Mescid-i Aksa baskınları gibi provokatif eylemleri ve işgal altındaki Kudüs'te Yahudi yerleşimcilerin şiddet eylemlerini teşvik etmesiyle bilinen Ben-Gvir, aşırılık yanlısı Yahudi yerleşimcileri desteklediği için "katillerin avukatı", "şeytanın avukatı", “sabıkalı” şeklinde anılıyor.
İsrailli aşırıcı-ırkçı politikacı, gençlik yıllarından bu yana Arap karşıtlığıyla öne çıkan ve kurduğu parti 1998'de İsrail'de bile yasa dışı ilan edilen Haham Meir Kahane ile anılan "Kahanizm" ideolojisine yakın bir duruş sergiliyor.
Ben-Gvir, İsrail'in yasakladığı ve ABD'nin terör örgütü olarak tanımladığı ırkçı “Kah” hareketinin de geçmişte bir üyesiydi ve Filistinlilerle çatışmayı sona erdirmek için Oslo Anlaşmalarını imzalayan Başbakan İzak Rabin'in öldürülmesi öncesinde şiddet eylemlerini teşvik etmişti.
Ben-Gvir, 1995 yılında El Halil’deki İbrahim Camisi'nde ibadet eden Müslümanlara ateş açarak toplu katliam yapan Baruch Goldstein'ın da açık bir hayranı.
Filistinlilerin, aşırı sağcıların yer alabileceği İsrail hükümetine bakışı
İsrail, son yıllarda koalisyon krizleri ile seçim sarmalına girerek siyasi sahnede istikrarsızlığa mahkum olsa da, Filistinlilere yönelik politikası değişmedi. İşgal altındaki Filistin topraklarında uyguladığı Apartheid sistemi, orantısız şiddet, ölüm, ev yıkımları, tehcir, yerleşimci şiddeti ve Mescid-i Aksa’nın statüsüne yönelik ihlaller durmaksızın devam ediyor.

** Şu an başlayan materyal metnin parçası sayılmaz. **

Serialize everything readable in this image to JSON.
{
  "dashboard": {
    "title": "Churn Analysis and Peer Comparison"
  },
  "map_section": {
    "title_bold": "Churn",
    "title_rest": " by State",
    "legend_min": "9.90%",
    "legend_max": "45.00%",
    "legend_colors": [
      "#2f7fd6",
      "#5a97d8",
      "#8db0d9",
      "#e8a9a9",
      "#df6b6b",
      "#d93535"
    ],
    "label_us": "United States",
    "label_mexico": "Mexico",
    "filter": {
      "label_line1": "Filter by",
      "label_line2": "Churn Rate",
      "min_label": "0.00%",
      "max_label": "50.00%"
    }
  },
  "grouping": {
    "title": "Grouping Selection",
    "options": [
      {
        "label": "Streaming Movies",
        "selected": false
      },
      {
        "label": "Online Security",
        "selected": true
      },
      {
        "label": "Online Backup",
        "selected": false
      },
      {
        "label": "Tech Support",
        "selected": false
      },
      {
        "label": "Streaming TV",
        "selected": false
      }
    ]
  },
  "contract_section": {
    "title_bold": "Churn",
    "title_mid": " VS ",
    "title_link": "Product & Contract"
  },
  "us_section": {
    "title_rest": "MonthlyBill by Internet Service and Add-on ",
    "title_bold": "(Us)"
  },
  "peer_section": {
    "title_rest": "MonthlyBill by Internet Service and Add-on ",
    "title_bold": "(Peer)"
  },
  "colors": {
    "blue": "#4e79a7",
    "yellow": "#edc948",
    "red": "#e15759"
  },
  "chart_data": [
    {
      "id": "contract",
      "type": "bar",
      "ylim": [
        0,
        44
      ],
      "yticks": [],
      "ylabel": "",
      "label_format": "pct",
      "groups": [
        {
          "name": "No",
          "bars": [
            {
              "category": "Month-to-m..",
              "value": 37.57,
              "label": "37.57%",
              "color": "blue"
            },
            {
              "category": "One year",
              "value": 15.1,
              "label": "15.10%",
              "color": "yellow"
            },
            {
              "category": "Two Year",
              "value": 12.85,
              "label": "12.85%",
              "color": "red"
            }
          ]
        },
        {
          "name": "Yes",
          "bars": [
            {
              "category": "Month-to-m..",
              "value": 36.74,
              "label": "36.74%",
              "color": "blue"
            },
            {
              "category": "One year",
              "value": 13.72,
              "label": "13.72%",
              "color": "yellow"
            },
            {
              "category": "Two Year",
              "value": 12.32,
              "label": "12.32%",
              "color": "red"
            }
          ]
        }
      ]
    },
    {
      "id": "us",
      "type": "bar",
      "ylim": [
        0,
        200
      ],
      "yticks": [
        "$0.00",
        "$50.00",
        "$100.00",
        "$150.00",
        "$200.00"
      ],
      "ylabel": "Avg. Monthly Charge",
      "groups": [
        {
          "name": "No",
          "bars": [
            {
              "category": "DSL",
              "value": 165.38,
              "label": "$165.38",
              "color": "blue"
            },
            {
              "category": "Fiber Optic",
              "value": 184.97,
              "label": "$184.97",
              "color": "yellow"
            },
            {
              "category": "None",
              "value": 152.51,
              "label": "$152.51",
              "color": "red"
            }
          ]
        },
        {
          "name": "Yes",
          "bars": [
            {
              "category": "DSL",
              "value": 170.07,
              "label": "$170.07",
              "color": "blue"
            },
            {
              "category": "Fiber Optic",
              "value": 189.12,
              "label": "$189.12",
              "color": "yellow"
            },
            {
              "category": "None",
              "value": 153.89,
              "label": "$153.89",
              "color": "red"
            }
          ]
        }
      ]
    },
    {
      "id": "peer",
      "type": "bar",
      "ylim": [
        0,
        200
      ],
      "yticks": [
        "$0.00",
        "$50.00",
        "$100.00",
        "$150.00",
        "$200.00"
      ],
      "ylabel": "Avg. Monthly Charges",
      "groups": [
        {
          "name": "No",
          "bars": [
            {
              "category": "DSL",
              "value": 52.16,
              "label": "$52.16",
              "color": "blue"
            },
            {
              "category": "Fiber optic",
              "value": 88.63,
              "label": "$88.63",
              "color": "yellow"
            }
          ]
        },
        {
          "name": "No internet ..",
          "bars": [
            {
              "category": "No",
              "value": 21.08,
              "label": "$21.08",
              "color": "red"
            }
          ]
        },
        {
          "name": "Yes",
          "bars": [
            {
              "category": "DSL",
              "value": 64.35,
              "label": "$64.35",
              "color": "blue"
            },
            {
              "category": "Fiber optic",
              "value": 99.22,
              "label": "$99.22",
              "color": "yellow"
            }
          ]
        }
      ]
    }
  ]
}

Nitekim Birleşmiş Milletler (BM) geçen ay, 2022 yılının 2006’dan beri Batı Şeria’daki “en ölümcül yıl” olduğunu ve İsrail ordusunun “orantısız güç kullanımının endişe yarattığını” açıklamıştı.
Filistinlilere yönelik ırkçı ve ayrımcı politikalarıyla öne çıkan Netanyahu ittifakındaki partilerin, hükümette yer almaları halinde Filistin sorununu nasıl etkileyebileceğini, işgal altındaki Doğu Kudüs’te Filistinlilere sorduk.
Filistinliler, mevcut İsrail hükümeti döneminde işgal ve Apartheid uygulamalarının zaten had safhaya taşındığını belirterek, endişe yaratan yeni İsrail aşırı sağı için “daha ne kadar kötü olabilir ki” diyorlar.
AA muhabirine konuşan Kudüslü Vecih Bişara (74), “Böyle bir sonucun çıkacağını tahmin ediyorduk.” dedi.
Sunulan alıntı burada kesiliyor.